T: Bagaimana saya dapat menentukan apakah bola 3D yang saya kultur adalah organoid dan apakah mereka konsisten dengan jaringan target?

Metode untuk mengidentifikasi organoid meliputi pewarnaan H&E, imunohistokimia (IHC), pengurutan sel tunggal, dan lain-lain. Penilaian multidimensi dari perspektif morfologi, histopatologi, dan genetik molekuler perlu dilakukan untuk menentukan apakah penilaian tersebut konsisten dengan organ atau jaringan target. Untuk organoid tumor, deteksi biomarker spesifik dapat digunakan untuk konfirmasi.

T: Jika morfologi organoid yang diamati selama budidaya berbeda dari apa yang dilaporkan dalam literatur, apa alasannya?

Pertama, mungkin ada perbedaan individu dan heterogenitas dalam sumber sampel dan subtipe. Kedua, perbedaan kualitas sitokin terpilih dan beberapa inhibitor molekul kecil yang digunakan untuk induksi dapat menyebabkan variasi morfologi diferensiasi organoid yang berbeda. Disarankan untuk mengonfirmasi konsistensi antara morfologi organoid dan jaringan sumber melalui metode seperti pewarnaan HE, IHC, dan sekuensing genetik, daripada hanya mengandalkan deskripsi literatur.
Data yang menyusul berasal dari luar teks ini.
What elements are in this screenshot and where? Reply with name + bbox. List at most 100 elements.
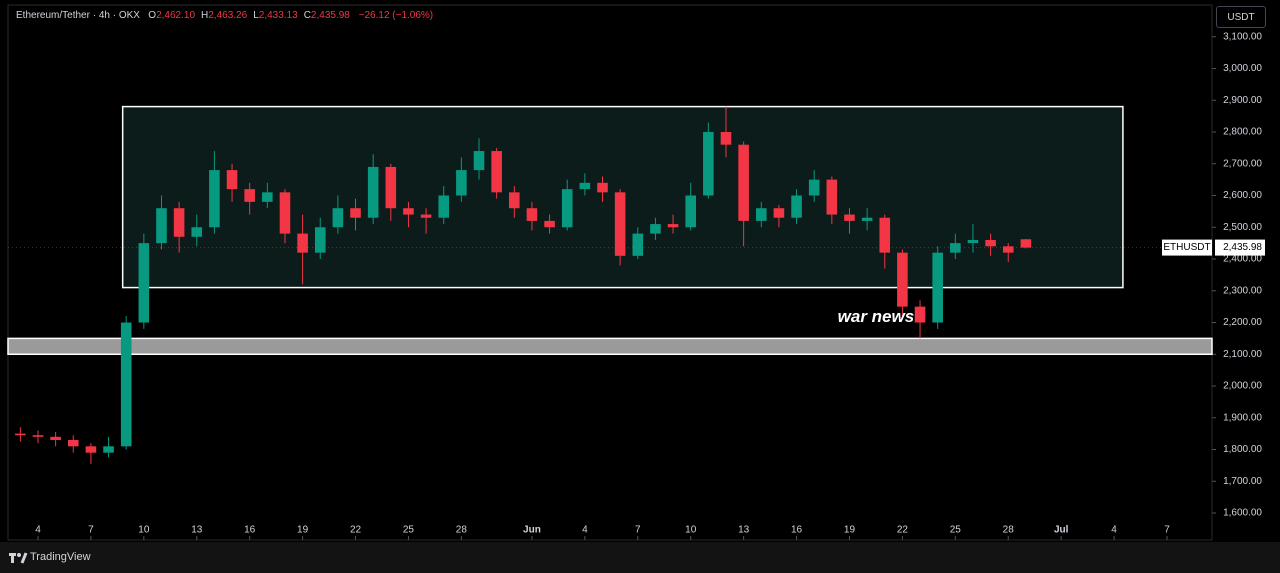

T: Saat melakukan eksperimen sensitivitas obat dengan organoid, apakah perlu mengontrol jumlah DMSO yang digunakan sebagai pelarut obat?

Ya, biasanya percobaan sensitivitas obat memerlukan persentase volume DMSO kurang dari 0,5%.
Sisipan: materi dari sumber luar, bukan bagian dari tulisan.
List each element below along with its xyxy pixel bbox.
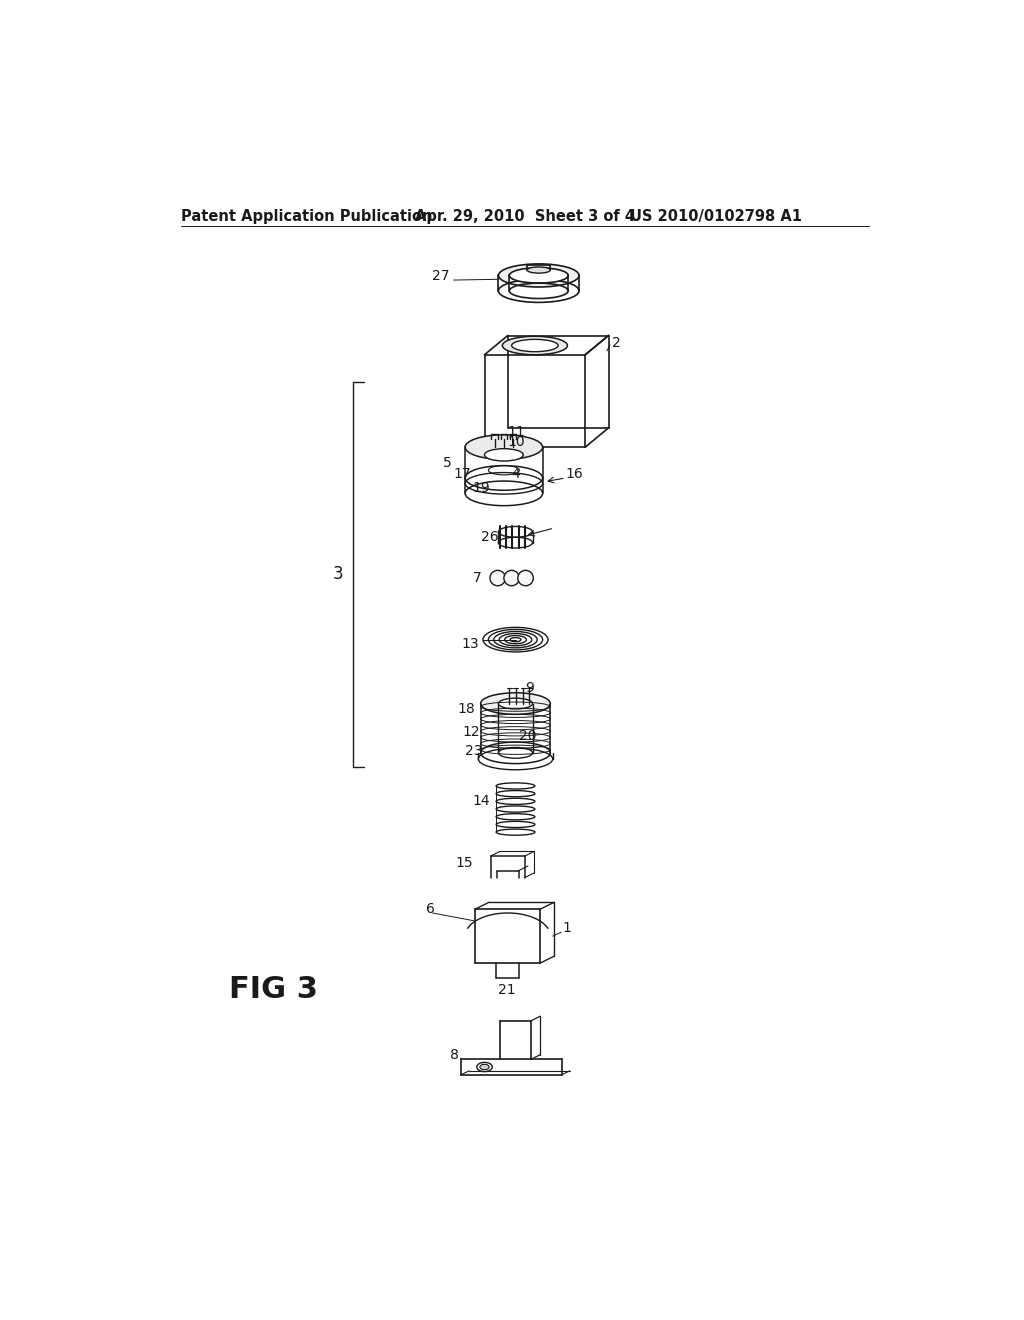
Ellipse shape xyxy=(499,698,532,709)
Text: Apr. 29, 2010  Sheet 3 of 4: Apr. 29, 2010 Sheet 3 of 4 xyxy=(415,209,635,223)
Ellipse shape xyxy=(512,339,558,351)
Text: 15: 15 xyxy=(455,855,473,870)
Text: 18: 18 xyxy=(458,702,475,715)
Text: 11: 11 xyxy=(508,425,525,438)
Circle shape xyxy=(489,570,506,586)
Text: 16: 16 xyxy=(566,467,584,480)
Text: 23: 23 xyxy=(465,744,482,758)
Circle shape xyxy=(507,574,511,578)
Text: 17: 17 xyxy=(454,467,471,480)
Circle shape xyxy=(518,570,534,586)
Ellipse shape xyxy=(484,449,523,461)
Circle shape xyxy=(494,574,498,578)
Text: 1: 1 xyxy=(562,921,570,936)
Text: 5: 5 xyxy=(443,455,453,470)
Text: 26: 26 xyxy=(480,531,499,544)
Text: US 2010/0102798 A1: US 2010/0102798 A1 xyxy=(630,209,802,223)
Circle shape xyxy=(504,570,519,586)
Ellipse shape xyxy=(465,434,543,459)
Text: 2: 2 xyxy=(612,337,622,350)
Ellipse shape xyxy=(477,1063,493,1072)
Text: 13: 13 xyxy=(461,636,479,651)
Text: 6: 6 xyxy=(426,902,435,916)
Ellipse shape xyxy=(527,267,550,273)
Text: 19: 19 xyxy=(473,480,490,495)
Text: FIG 3: FIG 3 xyxy=(228,975,317,1005)
Text: 4: 4 xyxy=(512,467,520,480)
Text: 10: 10 xyxy=(508,434,525,449)
Ellipse shape xyxy=(499,264,579,286)
Text: 7: 7 xyxy=(473,572,481,585)
Text: 27: 27 xyxy=(432,269,450,284)
Text: 12: 12 xyxy=(463,725,480,739)
Ellipse shape xyxy=(480,1064,489,1069)
Ellipse shape xyxy=(480,693,550,714)
Ellipse shape xyxy=(509,268,568,284)
Text: 21: 21 xyxy=(499,983,516,997)
Text: 14: 14 xyxy=(473,795,490,808)
Text: 20: 20 xyxy=(519,729,537,743)
Text: 9: 9 xyxy=(524,681,534,696)
Ellipse shape xyxy=(503,337,567,355)
Text: 8: 8 xyxy=(450,1048,459,1063)
Text: 3: 3 xyxy=(333,565,343,583)
Circle shape xyxy=(521,574,525,578)
Text: Patent Application Publication: Patent Application Publication xyxy=(180,209,432,223)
T: Bagaimana organoid dapat dipulihkan dari gel matriks?

Metode berikut direkomendasikan: (1) Solusi pemulihan organoid yang tersedia secara komersial (CAT#41421ES) dapat digunakan untuk mendapatkan suspensi sel dengan lembut dan efektif tanpa merusak sel atau protein permukaan sel. (2) Gel matriks dapat dicairkan pada suhu rendah untuk melunakkannya dan melepaskan organoid.

T: Banyak organoid yang menempel pada dinding tabung sentrifus selama pemulihan. Bagaimana tingkat pemulihan dapat ditingkatkan?

Saat melakukan sentrifugasi setelah pengumpulan, gunakan sentrifugasi rotor horizontal dan tingkatkan kecepatan sentrifugasi dengan tepat. Umumnya, gaya sentrifugal sekitar 300g dan kecepatan sekitar 1000-1200rpm sudah sesuai.